Accountability in the age of AI
Since more and more workload moves to LLMs, it makes some people think that perhaps some things are solved altogether. “Developers are cooked, it’s all automated”. But that assumes that all developers do is write code.
Now, I’m not saying there aren’t people in the world that do just that — people who are not able to do any work without a clear list of requirements. If any obstacle appears, they say “I’m blocked” without trying to even dig in or find solutions. No initative. Those people indeed may have issues compared to the AI since I’m not sure what they bring to the table in current times.

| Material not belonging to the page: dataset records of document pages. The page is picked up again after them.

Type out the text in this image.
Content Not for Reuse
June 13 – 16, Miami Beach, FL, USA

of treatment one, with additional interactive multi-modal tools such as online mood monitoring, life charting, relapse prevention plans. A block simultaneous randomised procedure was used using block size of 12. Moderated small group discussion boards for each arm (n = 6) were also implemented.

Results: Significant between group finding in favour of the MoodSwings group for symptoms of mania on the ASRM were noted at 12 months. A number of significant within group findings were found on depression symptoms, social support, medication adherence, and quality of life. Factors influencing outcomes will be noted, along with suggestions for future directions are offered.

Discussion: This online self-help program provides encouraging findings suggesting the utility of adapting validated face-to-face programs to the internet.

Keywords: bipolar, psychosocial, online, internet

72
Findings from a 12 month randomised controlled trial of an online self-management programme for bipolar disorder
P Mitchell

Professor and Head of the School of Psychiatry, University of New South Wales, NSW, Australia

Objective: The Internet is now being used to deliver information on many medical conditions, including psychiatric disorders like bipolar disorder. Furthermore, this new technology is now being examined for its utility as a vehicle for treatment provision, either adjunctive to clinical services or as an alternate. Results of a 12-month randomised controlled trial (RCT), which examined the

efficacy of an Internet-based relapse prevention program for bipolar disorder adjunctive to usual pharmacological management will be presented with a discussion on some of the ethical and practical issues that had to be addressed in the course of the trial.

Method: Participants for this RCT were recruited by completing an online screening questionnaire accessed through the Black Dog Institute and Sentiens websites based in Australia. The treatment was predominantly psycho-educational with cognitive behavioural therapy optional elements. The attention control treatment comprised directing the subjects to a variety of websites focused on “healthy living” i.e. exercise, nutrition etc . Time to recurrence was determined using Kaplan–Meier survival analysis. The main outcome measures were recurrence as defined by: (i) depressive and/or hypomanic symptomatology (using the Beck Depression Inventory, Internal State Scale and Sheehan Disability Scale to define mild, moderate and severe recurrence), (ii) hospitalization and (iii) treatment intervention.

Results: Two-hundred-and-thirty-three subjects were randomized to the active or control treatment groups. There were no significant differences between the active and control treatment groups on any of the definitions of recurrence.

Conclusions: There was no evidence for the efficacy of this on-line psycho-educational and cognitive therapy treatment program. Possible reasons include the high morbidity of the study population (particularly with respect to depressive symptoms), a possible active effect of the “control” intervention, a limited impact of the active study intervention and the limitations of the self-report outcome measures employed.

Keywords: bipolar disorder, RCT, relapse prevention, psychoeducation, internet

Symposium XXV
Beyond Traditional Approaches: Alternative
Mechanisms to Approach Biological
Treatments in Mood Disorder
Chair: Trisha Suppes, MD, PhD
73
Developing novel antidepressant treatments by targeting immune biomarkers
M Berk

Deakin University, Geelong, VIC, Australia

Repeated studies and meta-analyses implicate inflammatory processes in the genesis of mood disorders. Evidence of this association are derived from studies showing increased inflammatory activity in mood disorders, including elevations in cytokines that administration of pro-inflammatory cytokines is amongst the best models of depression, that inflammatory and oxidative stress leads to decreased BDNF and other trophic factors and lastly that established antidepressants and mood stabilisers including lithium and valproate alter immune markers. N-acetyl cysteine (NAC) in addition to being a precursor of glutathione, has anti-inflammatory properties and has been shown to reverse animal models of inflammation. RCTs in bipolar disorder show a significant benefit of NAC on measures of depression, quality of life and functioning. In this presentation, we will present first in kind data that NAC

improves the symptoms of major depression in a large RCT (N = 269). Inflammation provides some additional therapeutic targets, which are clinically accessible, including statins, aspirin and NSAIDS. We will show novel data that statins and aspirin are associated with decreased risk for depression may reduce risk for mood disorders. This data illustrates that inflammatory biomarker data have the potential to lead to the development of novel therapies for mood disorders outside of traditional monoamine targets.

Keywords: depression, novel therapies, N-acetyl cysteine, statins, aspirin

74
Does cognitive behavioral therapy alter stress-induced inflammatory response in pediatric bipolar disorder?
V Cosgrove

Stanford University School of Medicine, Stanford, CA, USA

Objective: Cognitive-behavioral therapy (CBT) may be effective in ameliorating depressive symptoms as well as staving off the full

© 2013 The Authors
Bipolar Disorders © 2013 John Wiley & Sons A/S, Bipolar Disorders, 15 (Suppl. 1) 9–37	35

But I think (or perhaps I want to believe) that majority of the developers out there are interested in things they do at work. They are willing to go that extra step. Dig in further, propose technical solutions, be a partner in software creation and not a simple codemonkey.
What’s important for those people is also to be accountable.
It’s clear that we can use LLMs to write software at high speeds. Validation can be automated as well with tests/specs. Cursor or Anthropic already showed that codebases with strong test suites can be rewritten quickly with some success.
But when code is written fast and validated just as fast, can we deploy it at the same pace and stay accountable? Currently this may be a problematic step because taking full responsibility of what I’m deploying requires time and space. Shipping an update on Friday afternoon and leaving for the weekend doesn’t seem like a great idea after all.
It’s awesome that non-technical functions inside organizations can start delivering code. Designers can ship code. Product managers can test and prototype. Support can tweak confusing copy on pages. Marketing can build landing pages for their campaigns. But all of those updates had to be shipped. What if a silly copy tweak breaks the checkout page and returns 500s? Who will be on-call for that? I don’t think support or marketing is interested in that.
There are some orgs that fire people due to AI or put more pressure on people saying “with AI you can ship more!”. But at what cost?